You want to animate an object moving smoothly along a path defined by points.
Syntax
SciPy
from scipy.interpolate import splprep, splev

# points: array of shape (2, n) for 2D points
# s: smoothness parameter (0 for interpolation)
# k: degree of spline (usually 3)
tck, u = splprep(points, s=0, k=3)

# u_new: new parameter values to evaluate spline
new_points = splev(u_new, tck)

splprep creates a parametric spline representation from points.

splev evaluates the spline at new parameter values.

Examples
This example creates a smooth curve through 4 points in 2D and evaluates 100 points on the curve.
SciPy
from scipy.interpolate import splprep, splev
import numpy as np

points = np.array([[0, 1, 2, 3], [0, 1, 0, 1]])
tck, u = splprep(points, s=0)
u_new = np.linspace(0, 1, 100)
new_points = splev(u_new, tck)
Here, smoothing is applied (s=1) and a quadratic spline (k=2) is used for a smoother curve.
SciPy
tck, u = splprep(points, s=1, k=2)
new_points = splev(np.linspace(0, 1, 50), tck)
Sample Program

This program creates a smooth curve through given 2D points using parametric interpolation.
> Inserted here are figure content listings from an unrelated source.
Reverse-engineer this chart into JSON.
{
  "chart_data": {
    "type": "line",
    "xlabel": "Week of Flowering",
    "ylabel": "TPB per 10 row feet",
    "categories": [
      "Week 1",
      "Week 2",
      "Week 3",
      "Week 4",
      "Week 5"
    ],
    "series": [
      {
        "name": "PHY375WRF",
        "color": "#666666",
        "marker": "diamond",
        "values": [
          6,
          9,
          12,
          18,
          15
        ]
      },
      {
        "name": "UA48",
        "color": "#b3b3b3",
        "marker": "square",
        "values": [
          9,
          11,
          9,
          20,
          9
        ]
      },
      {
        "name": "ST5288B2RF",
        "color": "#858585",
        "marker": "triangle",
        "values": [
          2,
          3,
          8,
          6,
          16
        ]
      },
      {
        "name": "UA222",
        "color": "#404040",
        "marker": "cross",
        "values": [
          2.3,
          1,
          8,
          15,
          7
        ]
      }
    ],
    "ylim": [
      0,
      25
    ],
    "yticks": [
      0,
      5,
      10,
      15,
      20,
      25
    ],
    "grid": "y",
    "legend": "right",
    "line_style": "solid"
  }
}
It plots the original points as red dots and the smooth curve as a blue line.

SciPy
from scipy.interpolate import splprep, splev
import numpy as np
import matplotlib.pyplot as plt

# Define 2D points forming a rough circle
points = np.array([
    [0, 1, 2, 3, 4, 5, 6],
    [0, 2, 1, 3, 1, 2, 0]
])

# Create parametric spline with no smoothing
tck, u = splprep(points, s=0, k=3)

# Generate new parameter values
u_new = np.linspace(0, 1, 200)

# Evaluate spline to get smooth curve points
smooth_points = splev(u_new, tck)

# Plot original points and smooth curve
plt.plot(points[0], points[1], 'ro', label='Original Points')
plt.plot(smooth_points[0], smooth_points[1], 'b-', label='Smooth Curve')
plt.legend()
plt.title('Parametric Interpolation with splprep and splev')
plt.xlabel('X')
plt.ylabel('Y')
plt.grid(True)
plt.show()
OutputSuccess
Important Notes

Parametric interpolation works well when x and y depend on a parameter like time.

Setting s=0 forces the curve to pass through all points exactly.

Higher k values create smoother curves but need more points.

Summary

Parametric interpolation finds smooth curves through points using a parameter.

Use splprep to create the spline and splev to evaluate it.

This method is great for smooth paths and shapes in 2D or 3D.